Not wanting to buy into either of these rival townsites, the Grand Trunk Pacific began negotiating to purchase the First Nations property, but were continually foiled by Central Fort George's promoter, George Hammond, who invited the Chief of Fort George "to tea" on two separate occasions to make sure the Chief knew just what the land was worth to the railway and advised him not to sell. As the negotiations dragged on, an agent for Charles Millar, then the owner of the BC Express Company, successfully made a deal with the Chief and their spokesman, Father Nicolas Coccola. When the railway learned that yet another townsite was going to be built on the very land they wanted the most they appealed to Ottawa and Millar's deal was negated.
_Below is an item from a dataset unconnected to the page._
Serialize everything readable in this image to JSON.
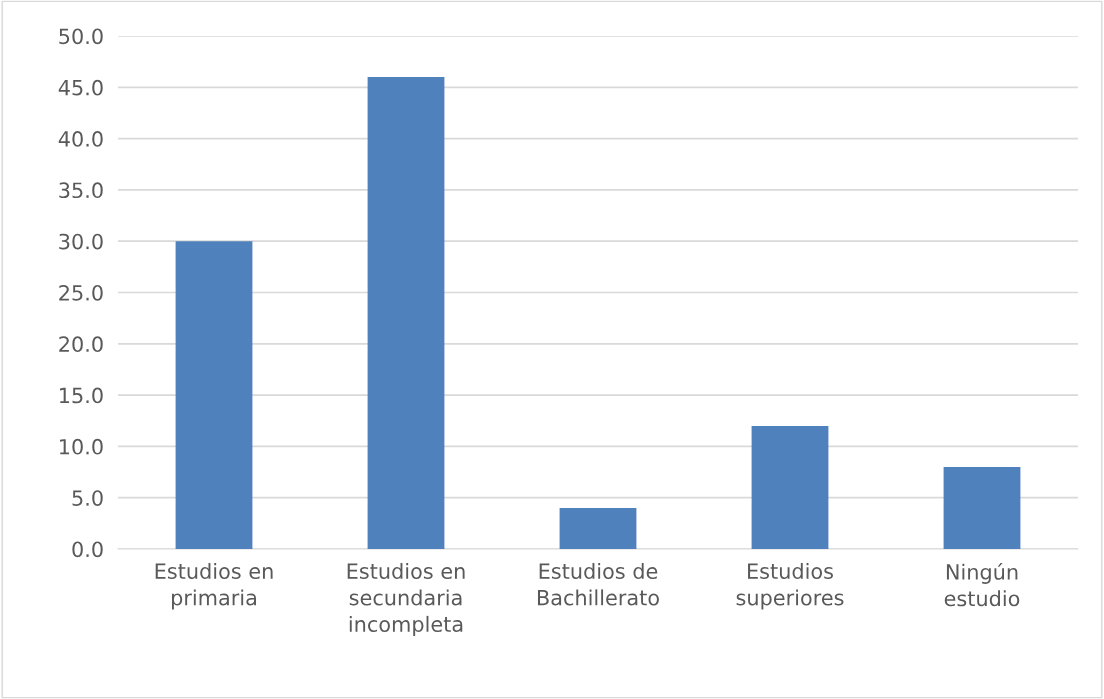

In the end the GTP settled out of court and sold Millar 200 acre of the property for $59,296, which Millar subdivided and promoted in 1914. It has been theorized that the railway resented having to sell the land to Millar and struck back by building low-level bridges on the upper Fraser River, effectively blocking one of Millar's sternwheelers, the BC Express, from working on her profitable route from Fort George to Tête Jaune Cache.

==Modern day==
Today, Millar Addition is primarily a residential area and is home to some of the city's oldest heritage homes, some dating back to the early 1920s.